Transport properties of double quantum dots with electron-phonon coupling

We study transport through a double quantum dot system in which each quantum dot is coupled to a phonon mode. Such a system can be realized, e.g., using a suspended carbon nanotube. We find that the interplay between strong electron-phonon coupling and interdot tunneling can lead to a negative differential conductance at bias voltages exceeding the phonon frequency. Various transport properties are discussed, and we explain the physics of the occurrence of negative differential conductance in this system.

Figure 1

A carbon nanotube is suspended between two metallic leads (blue) held at chemical potentials ${\mu }_L$ and ${\mu }_R$. The additional support in the center separates the nanotube into two regions; each free to oscillate. Tunnel barriers are depicted in gray. The orange spheres denote quantum dots that form on each suspended part of the nanotube.

Figure 2

Schematic picture of the setup described by the Hamiltonian (1). Two quantum dots with onsite energies ${\xi }_L$ and ${\xi }_R$ are coupled to each other with a tunneling amplitude $t_D$, and to electron reservoirs on the left and right with tunneling amplitudes $t_L$ and $t_R$, respectively. The electron reservoirs are normal-metal leads with chemical potentials ${\mu }_L$ and ${\mu }_R$, respectively. A phonon mode with frequency ${\Omega }_L$ (${\Omega }_R$) is coupled to the left (right) dot.

Figure 3

Current $I$ through the double dot system as a function of bias voltage $V$ for different values of electron-phonon coupling $g$ and symmetric level energies ${\tilde{\xi }}_L={\tilde{\xi }}_R$. The current decreases with increasing electron-phonon coupling. For a fixed (nonzero) value of the electron-phonon coupling, the current also decreases (in some regions) with increasing bias voltage. Parameters are given in the legend. Here and in the following figures, energies are in units of $\Omega$. Hence, the bias voltage $V$ is shown in units of $\Omega /e$ and the current $I$ in units of $(e/h)\Omega$.

Figure 4

Differential conductance $dI/dV$ for the same parameters as in Fig. 3. We clearly see the negative differential conductance.

Figure 5

Current $I$ through the double dot system as a function of bias voltage $V$ for different electron-phonon couplings $g$ and an asymmetric choice of level energies ${\tilde{\xi }}_L\ne {\tilde{\xi }}_R$. In comparison to Fig. 3, the current for a fixed electron-phonon coupling is now increasing with the bias.
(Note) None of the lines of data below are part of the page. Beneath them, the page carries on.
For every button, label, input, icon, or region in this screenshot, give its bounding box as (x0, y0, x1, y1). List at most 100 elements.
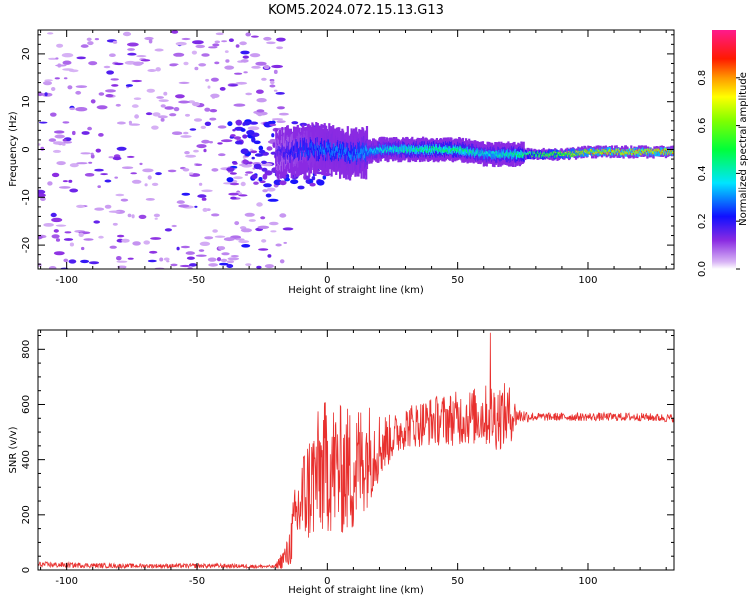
noise-blob (199, 241, 211, 246)
onset-blob (253, 140, 261, 145)
onset-blob (249, 121, 259, 125)
noise-blob (38, 92, 43, 97)
onset-blob (235, 119, 243, 126)
noise-blob (244, 212, 255, 217)
onset-blob (253, 181, 259, 185)
onset-blob (253, 163, 262, 170)
noise-blob (221, 40, 228, 43)
noise-blob (224, 65, 235, 70)
noise-blob (88, 261, 100, 265)
x-tick-label: 0 (324, 576, 330, 587)
noise-blob (233, 103, 246, 107)
noise-blob (189, 263, 197, 267)
noise-blob (163, 91, 168, 96)
noise-blob (75, 90, 82, 95)
noise-blob (98, 235, 104, 239)
noise-blob (267, 198, 279, 202)
noise-blob (180, 135, 192, 138)
noise-blob (38, 235, 43, 240)
noise-blob (240, 181, 246, 187)
noise-blob (50, 112, 57, 117)
noise-blob (63, 238, 74, 241)
noise-blob (69, 188, 79, 193)
noise-blob (263, 36, 272, 41)
noise-blob (245, 171, 254, 174)
noise-blob (256, 109, 265, 113)
noise-blob (195, 254, 207, 257)
noise-blob (260, 216, 266, 220)
noise-blob (275, 243, 282, 247)
noise-blob (44, 79, 53, 82)
noise-blob (127, 257, 134, 260)
onset-blob (226, 167, 235, 172)
noise-blob (212, 43, 220, 47)
noise-blob (80, 152, 91, 155)
noise-blob (121, 166, 134, 169)
noise-blob (228, 192, 240, 196)
noise-blob (276, 120, 286, 123)
noise-blob (58, 186, 71, 189)
noise-blob (147, 259, 157, 263)
noise-blob (171, 30, 179, 34)
noise-blob (76, 204, 85, 208)
noise-blob (198, 63, 207, 67)
noise-blob (103, 65, 111, 69)
noise-blob (214, 235, 226, 238)
noise-blob (224, 50, 229, 53)
onset-blob (226, 177, 234, 183)
noise-blob (195, 163, 203, 166)
noise-blob (273, 69, 278, 74)
y-tick-label: 0 (21, 567, 32, 573)
noise-blob (116, 260, 128, 263)
noise-blob (108, 156, 114, 159)
noise-blob (261, 239, 267, 243)
noise-blob (100, 173, 108, 176)
noise-blob (147, 175, 152, 180)
noise-blob (98, 92, 105, 96)
noise-blob (87, 41, 94, 46)
noise-blob (169, 113, 177, 117)
noise-blob (226, 260, 235, 264)
noise-blob (109, 53, 116, 57)
onset-blob (263, 183, 272, 188)
noise-blob (106, 70, 114, 75)
x-tick-label: -50 (189, 275, 205, 286)
noise-blob (51, 87, 56, 91)
snr-x-label: Height of straight line (km) (288, 585, 424, 596)
noise-blob (144, 183, 148, 187)
y-tick-label: -10 (21, 189, 32, 205)
noise-blob (209, 141, 213, 144)
noise-blob (194, 66, 199, 71)
noise-blob (178, 204, 190, 208)
noise-blob (258, 248, 269, 251)
noise-blob (201, 53, 210, 57)
y-tick-label: 20 (21, 48, 32, 61)
noise-blob (128, 120, 132, 125)
noise-blob (64, 231, 72, 234)
noise-blob (223, 237, 235, 242)
noise-blob (47, 32, 54, 35)
noise-blob (47, 181, 53, 186)
noise-blob (63, 258, 69, 263)
colorbar: 0.0 0.2 0.4 0.6 0.8 Normalized spectral ampl… (697, 30, 749, 277)
snr-y-label: SNR (v/v) (8, 426, 19, 473)
noise-blob (167, 169, 177, 173)
noise-blob (211, 213, 220, 217)
noise-blob (38, 189, 46, 195)
colorbar-tick-label: 0.4 (697, 165, 708, 181)
noise-blob (152, 112, 161, 117)
noise-blob (132, 241, 141, 246)
noise-blob (185, 154, 197, 158)
colorbar-tick-label: 0.2 (697, 213, 708, 229)
noise-blob (144, 36, 154, 41)
noise-blob (251, 65, 261, 69)
noise-blob (105, 89, 116, 93)
noise-blob (192, 102, 200, 107)
onset-blob (263, 121, 272, 128)
noise-blob (54, 77, 60, 80)
noise-blob (72, 130, 76, 136)
noise-blob (238, 194, 248, 197)
noise-blob (201, 189, 213, 193)
onset-blob (309, 182, 316, 187)
noise-blob (215, 32, 224, 36)
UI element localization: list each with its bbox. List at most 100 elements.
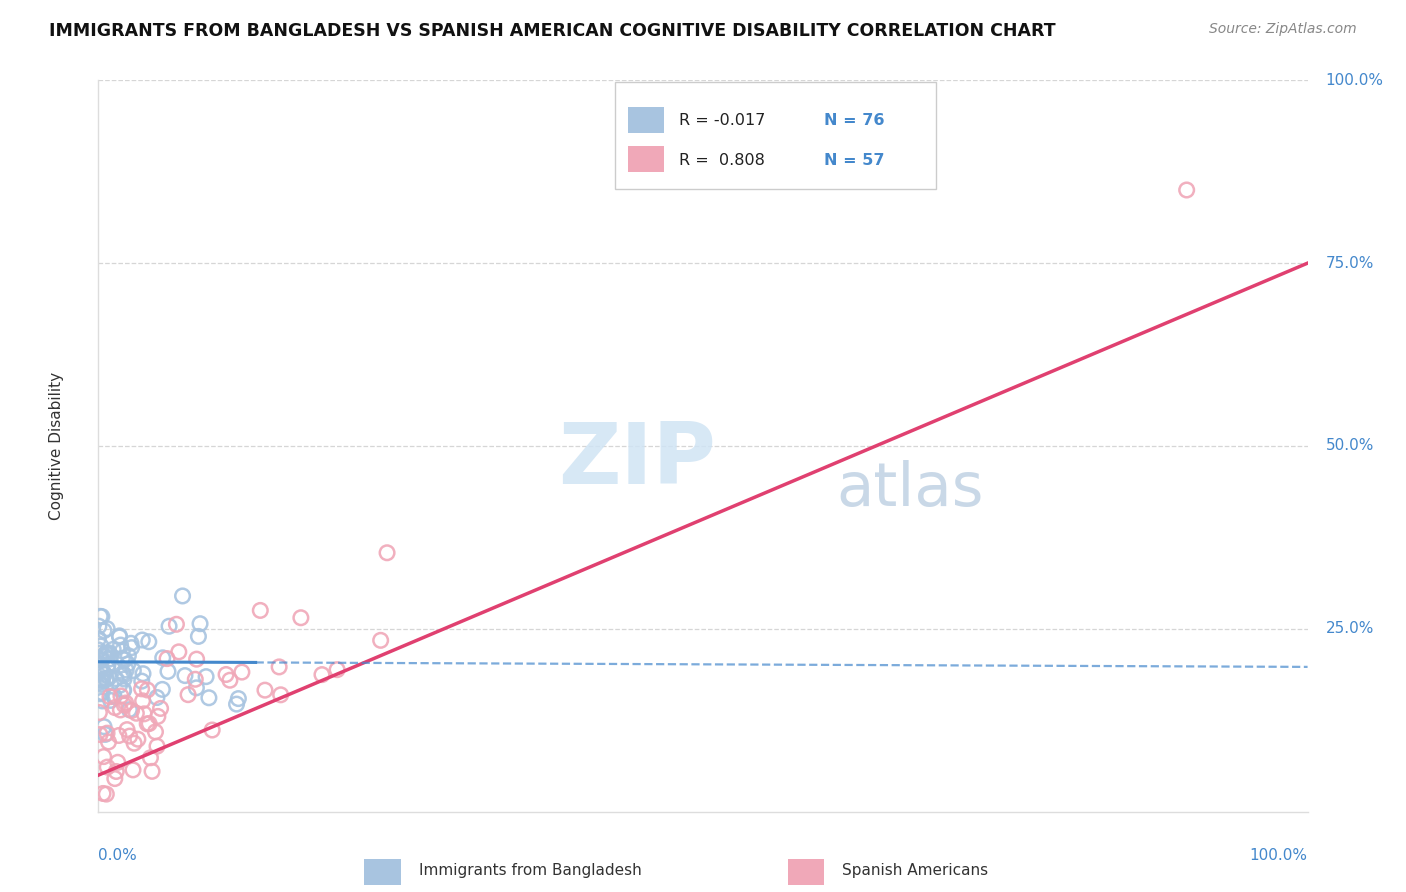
Point: [103, 689, 125, 703]
Point: [138, 634, 160, 648]
Point: [152, 650, 174, 665]
Text: N = 57: N = 57: [824, 153, 884, 169]
Point: [110, 638, 132, 652]
Text: 25.0%: 25.0%: [1326, 622, 1374, 636]
Point: [89, 664, 111, 678]
Point: [156, 665, 179, 679]
Point: [87, 675, 110, 690]
Point: [172, 589, 194, 603]
Point: [94, 647, 117, 661]
Point: [370, 633, 392, 648]
Point: [93, 624, 115, 638]
Text: Spanish Americans: Spanish Americans: [842, 863, 988, 878]
Point: [104, 772, 127, 786]
Point: [138, 716, 160, 731]
Text: R = -0.017: R = -0.017: [679, 113, 765, 128]
Point: [165, 617, 187, 632]
Point: [108, 630, 131, 644]
Text: 0.0%: 0.0%: [98, 848, 138, 863]
Point: [103, 642, 125, 657]
Text: 50.0%: 50.0%: [1326, 439, 1374, 453]
Point: [225, 697, 247, 711]
Point: [93, 720, 115, 734]
Point: [118, 729, 141, 743]
FancyBboxPatch shape: [787, 859, 824, 885]
Point: [157, 619, 180, 633]
FancyBboxPatch shape: [628, 107, 664, 133]
Point: [97, 735, 120, 749]
Point: [149, 701, 172, 715]
Text: Immigrants from Bangladesh: Immigrants from Bangladesh: [419, 863, 641, 878]
Point: [198, 690, 221, 705]
Point: [118, 703, 141, 717]
Point: [96, 661, 118, 675]
FancyBboxPatch shape: [614, 82, 936, 188]
Point: [122, 763, 145, 777]
Point: [87, 632, 110, 646]
FancyBboxPatch shape: [628, 146, 664, 171]
Point: [139, 751, 162, 765]
Point: [270, 688, 292, 702]
Point: [87, 643, 110, 657]
Point: [231, 665, 253, 679]
Point: [131, 633, 153, 648]
Point: [111, 644, 134, 658]
Text: Source: ZipAtlas.com: Source: ZipAtlas.com: [1209, 22, 1357, 37]
Point: [146, 690, 169, 705]
Point: [253, 683, 276, 698]
Point: [136, 716, 159, 731]
Point: [112, 672, 135, 686]
Point: [94, 673, 117, 687]
Point: [131, 674, 153, 689]
Point: [96, 760, 118, 774]
Point: [110, 703, 132, 717]
Point: [1175, 183, 1198, 197]
Point: [136, 683, 159, 698]
Point: [108, 629, 131, 643]
Point: [156, 651, 179, 665]
Point: [96, 726, 118, 740]
Point: [117, 657, 139, 671]
Point: [96, 646, 118, 660]
Point: [111, 666, 134, 681]
Point: [100, 693, 122, 707]
Point: [87, 619, 110, 633]
Point: [96, 622, 118, 636]
Point: [91, 674, 114, 689]
Text: atlas: atlas: [837, 460, 984, 519]
Point: [290, 611, 312, 625]
Point: [114, 696, 136, 710]
Text: N = 76: N = 76: [824, 113, 884, 128]
Point: [93, 749, 115, 764]
FancyBboxPatch shape: [364, 859, 401, 885]
Point: [201, 723, 224, 737]
Text: 75.0%: 75.0%: [1326, 256, 1374, 270]
Point: [326, 663, 349, 677]
Point: [97, 657, 120, 672]
Point: [122, 664, 145, 678]
Point: [114, 653, 136, 667]
Point: [215, 667, 238, 681]
Point: [117, 648, 139, 663]
Point: [121, 640, 143, 655]
Point: [108, 678, 131, 692]
Point: [89, 727, 111, 741]
Point: [195, 670, 218, 684]
Point: [90, 687, 112, 701]
Point: [150, 682, 173, 697]
Point: [186, 681, 208, 695]
Point: [122, 736, 145, 750]
Point: [112, 683, 135, 698]
Point: [177, 688, 200, 702]
Point: [93, 667, 115, 681]
Point: [132, 666, 155, 681]
Point: [90, 677, 112, 691]
Point: [146, 739, 169, 754]
Point: [125, 706, 148, 721]
Point: [134, 706, 156, 721]
Point: [141, 764, 163, 779]
Point: [228, 691, 250, 706]
Point: [184, 673, 207, 687]
Point: [96, 672, 118, 686]
Point: [104, 700, 127, 714]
All parameters are given in the legend.

Figure 6

Here, we show the differential conductance for the same parameters as in Fig. 5. We clearly see the absence of a negative differential conductance.

Figure 7

The function $\mathcal{V}$ as a function of $V$ for ${\tilde{\xi }}_L={\tilde{\xi }}_R=1$ (black) and ${\tilde{\xi }}_L=1$, ${\tilde{\xi }}_R=2$ (blue). For ${\tilde{\xi }}_L={\tilde{\xi }}_R=1$, $\mathcal{V}$ decreases at every phonon sideband in contrast to the case ${\tilde{\xi }}_L=1$, ${\tilde{\xi }}_R=2$. In this case at every phonon sideband (the first one being at $V\approx 4$) $\mathcal{V}$ increases. (Note the blue curve is shifted to the left due to the asymmetry in the setup.)

Figure 8

Diagonal elements of the density matrix ${\rho }_{00}$ (black), ${\rho }_{LL}$ (blue), and ${\rho }_{RR}$ (red). In b) $g=0$ and level energies are chosen symmetrically. In (a) and (c), $g=0.8$ and level energies are chosen symmetric and asymmetric, respectively. Here, $t_D=0.4$ and ${\tilde{\xi }}_L=1$.